A covered loading dock will be transformed into a dining and events space, he notes, and a greenway will offer plenty of spots for enjoying a bite. Vila says he's secured 12 vendors for Grange Hall, among them Rabbit Coffee roasters, Celis Produce vendors, plus a butcher, fishmonger, florist, coffee roaster, taco spot and rotisserie chicken joint.

Central to The District's larger mission is that the market and other spaces within the complex will nurture independent vendors and artisans.

"Our goal is to have a place where those folks can thrive, expand and grow," says The District's developer Hunter Beebe of Johnstone Capital Partners.  "I believe the ultimate synergy will drive success for the entire community. The heart and soul of this is not me or my team, but these tenants."

One of those indie vendors is Celis Produce, whose owners have nabbed a spot in Grange Hall. It will house Celis' second location.

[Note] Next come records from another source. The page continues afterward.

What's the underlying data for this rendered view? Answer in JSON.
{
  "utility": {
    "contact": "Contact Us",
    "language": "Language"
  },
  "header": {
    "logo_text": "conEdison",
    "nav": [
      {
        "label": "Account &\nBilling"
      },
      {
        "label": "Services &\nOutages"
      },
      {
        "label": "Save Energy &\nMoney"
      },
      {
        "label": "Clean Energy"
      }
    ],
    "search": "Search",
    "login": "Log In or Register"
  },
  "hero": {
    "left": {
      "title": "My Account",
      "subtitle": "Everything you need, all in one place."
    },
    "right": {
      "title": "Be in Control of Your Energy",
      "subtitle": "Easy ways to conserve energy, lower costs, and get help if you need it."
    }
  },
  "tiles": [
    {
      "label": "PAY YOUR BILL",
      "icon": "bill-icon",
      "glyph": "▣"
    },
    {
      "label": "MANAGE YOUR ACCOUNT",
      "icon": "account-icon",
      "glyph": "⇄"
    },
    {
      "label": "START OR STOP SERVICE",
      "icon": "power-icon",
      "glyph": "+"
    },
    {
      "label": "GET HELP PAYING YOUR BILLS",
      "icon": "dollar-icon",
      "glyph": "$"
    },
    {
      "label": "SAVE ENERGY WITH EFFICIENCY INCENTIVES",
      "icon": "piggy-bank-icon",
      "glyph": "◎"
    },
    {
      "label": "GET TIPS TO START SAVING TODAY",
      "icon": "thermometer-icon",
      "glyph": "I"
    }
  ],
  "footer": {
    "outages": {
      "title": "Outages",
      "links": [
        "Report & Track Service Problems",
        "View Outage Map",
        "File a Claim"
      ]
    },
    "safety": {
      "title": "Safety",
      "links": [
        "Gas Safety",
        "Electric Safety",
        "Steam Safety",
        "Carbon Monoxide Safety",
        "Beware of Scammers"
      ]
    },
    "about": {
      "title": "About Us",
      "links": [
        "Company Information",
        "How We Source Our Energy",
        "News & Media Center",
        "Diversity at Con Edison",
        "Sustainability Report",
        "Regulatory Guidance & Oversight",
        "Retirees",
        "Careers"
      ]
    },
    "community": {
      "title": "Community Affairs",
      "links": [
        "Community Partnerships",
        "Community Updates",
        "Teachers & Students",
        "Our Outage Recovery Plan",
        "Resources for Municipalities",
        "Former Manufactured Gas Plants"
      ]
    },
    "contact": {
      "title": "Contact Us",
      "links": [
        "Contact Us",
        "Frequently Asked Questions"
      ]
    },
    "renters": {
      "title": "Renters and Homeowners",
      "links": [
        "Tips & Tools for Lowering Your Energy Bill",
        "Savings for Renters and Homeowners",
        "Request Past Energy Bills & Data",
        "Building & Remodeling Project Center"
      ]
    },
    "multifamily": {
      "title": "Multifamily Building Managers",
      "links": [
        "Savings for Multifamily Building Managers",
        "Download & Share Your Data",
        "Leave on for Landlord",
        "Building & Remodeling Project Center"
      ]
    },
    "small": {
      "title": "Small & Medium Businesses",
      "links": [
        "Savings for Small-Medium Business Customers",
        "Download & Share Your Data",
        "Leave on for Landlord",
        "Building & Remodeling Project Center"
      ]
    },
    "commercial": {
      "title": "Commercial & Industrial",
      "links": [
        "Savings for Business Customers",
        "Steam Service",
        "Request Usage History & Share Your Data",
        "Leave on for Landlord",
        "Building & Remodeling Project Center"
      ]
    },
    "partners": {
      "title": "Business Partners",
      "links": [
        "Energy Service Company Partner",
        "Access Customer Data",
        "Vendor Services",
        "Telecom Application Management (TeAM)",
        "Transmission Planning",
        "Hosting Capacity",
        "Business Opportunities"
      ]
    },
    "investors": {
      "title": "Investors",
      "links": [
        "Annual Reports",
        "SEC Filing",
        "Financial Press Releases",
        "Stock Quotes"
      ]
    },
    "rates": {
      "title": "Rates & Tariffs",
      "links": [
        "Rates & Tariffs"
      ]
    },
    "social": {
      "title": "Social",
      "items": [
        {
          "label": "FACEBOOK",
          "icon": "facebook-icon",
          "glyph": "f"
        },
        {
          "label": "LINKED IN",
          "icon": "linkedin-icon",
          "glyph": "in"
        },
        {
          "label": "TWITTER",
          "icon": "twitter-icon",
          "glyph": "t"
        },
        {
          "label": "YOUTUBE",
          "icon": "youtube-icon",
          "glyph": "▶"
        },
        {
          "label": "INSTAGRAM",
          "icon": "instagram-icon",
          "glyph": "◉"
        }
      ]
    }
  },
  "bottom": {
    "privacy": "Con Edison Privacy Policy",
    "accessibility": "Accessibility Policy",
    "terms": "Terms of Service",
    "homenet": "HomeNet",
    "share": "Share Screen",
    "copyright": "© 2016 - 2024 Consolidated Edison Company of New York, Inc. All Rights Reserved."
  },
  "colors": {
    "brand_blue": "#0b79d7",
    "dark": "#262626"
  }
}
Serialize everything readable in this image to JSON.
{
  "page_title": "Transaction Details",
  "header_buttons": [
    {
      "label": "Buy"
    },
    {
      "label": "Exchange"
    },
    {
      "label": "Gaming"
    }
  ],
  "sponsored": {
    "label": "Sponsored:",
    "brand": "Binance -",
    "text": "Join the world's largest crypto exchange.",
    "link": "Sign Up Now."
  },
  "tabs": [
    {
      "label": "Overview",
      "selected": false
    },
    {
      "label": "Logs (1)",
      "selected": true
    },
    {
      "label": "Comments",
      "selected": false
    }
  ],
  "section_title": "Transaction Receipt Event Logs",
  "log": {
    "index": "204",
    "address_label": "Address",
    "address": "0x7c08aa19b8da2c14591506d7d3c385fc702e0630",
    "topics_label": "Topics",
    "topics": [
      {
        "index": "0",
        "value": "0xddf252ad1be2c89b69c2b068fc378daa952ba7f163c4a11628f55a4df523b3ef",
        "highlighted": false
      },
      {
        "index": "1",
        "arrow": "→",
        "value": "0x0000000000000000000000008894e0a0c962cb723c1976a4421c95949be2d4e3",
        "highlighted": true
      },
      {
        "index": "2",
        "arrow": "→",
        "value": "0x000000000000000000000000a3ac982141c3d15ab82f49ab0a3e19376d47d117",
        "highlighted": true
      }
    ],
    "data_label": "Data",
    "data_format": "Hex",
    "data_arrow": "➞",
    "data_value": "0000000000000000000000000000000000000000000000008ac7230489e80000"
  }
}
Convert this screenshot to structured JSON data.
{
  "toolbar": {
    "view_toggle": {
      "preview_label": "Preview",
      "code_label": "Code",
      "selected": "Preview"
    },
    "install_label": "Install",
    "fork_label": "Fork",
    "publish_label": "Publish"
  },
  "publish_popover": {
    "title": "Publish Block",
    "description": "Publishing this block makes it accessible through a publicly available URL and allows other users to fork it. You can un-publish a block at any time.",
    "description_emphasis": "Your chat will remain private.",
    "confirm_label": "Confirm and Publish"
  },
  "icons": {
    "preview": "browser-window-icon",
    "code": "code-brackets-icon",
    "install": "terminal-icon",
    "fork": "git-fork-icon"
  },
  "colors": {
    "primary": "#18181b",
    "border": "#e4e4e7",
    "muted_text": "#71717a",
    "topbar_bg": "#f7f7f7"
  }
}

"The concept sounds amazing. I feel it's what we need here," says Felipe Celis, who co-owns a West Palm produce delivery and juice bar business with his two brothers. Besides selling produce and some pantry items at the food hall, the Celis brothers plan to sell juices, acai bowls and quinoa bowls for onsite consumption.

The District's 85,000-square-foot area includes about eight buildings that were constructed between the 1920s and the 1950s, says Beebe.

"There's a lot of character in those buildings. We bought them all within the last year, and we've undertaken this effort to essentially redevelop them," he says.

Beebe envisions a district akin to Miami's hip, artistic Wynwood neighborhood, "with a heavy focus on local entrepreneurs, culture, art and food – but not food in the big business kind of way."

Adding lifestyle layers to The District, his team has signed on an indoor cycling studio, he says. "We will also have the first squash club that West Palm Beach has ever had. We're excited about that," says Beebe, who counts art galleries in the mix as well.

While it may seem as if developers are building a brand new neighborhood, Beebe cautions that's not the case.

"The neighborhood exists. What we're trying to do it bring it back to life. This is not like CityPlace where you are sprouting up with a (from-the-ground-up) development," he says, emphasizing that The District's project seeks to redevelop an area, not build from scratch.

He notes that many of the previous inhabitants of the industrial district were working trades that are now gone.

"A lot of those businesses have gone away, and so the buildings have become less productive," says Beebe, who splits his time between Palm Beach and New York. "What we saw is this opportunity to reimagine the neighborhood with something that's consistent with productivity now in West Palm Beach."

Some of the remnants left behind by previous generations and inhabitants will serve new functions. Take the long-abandoned 1920s rail line that cuts through the property:

"We are developing the Trail Line," says Beebe, describing a pedestrian swath of green that connects various concepts. "This will become a very active pedestrian greenway."

West Palm's quickly emerging food and entertainment scene provides fertile ground for The District's development, says Vila.

"I think it's a wonderful time to be here," he says. "West Palm Beach is growing and can sustain something like this."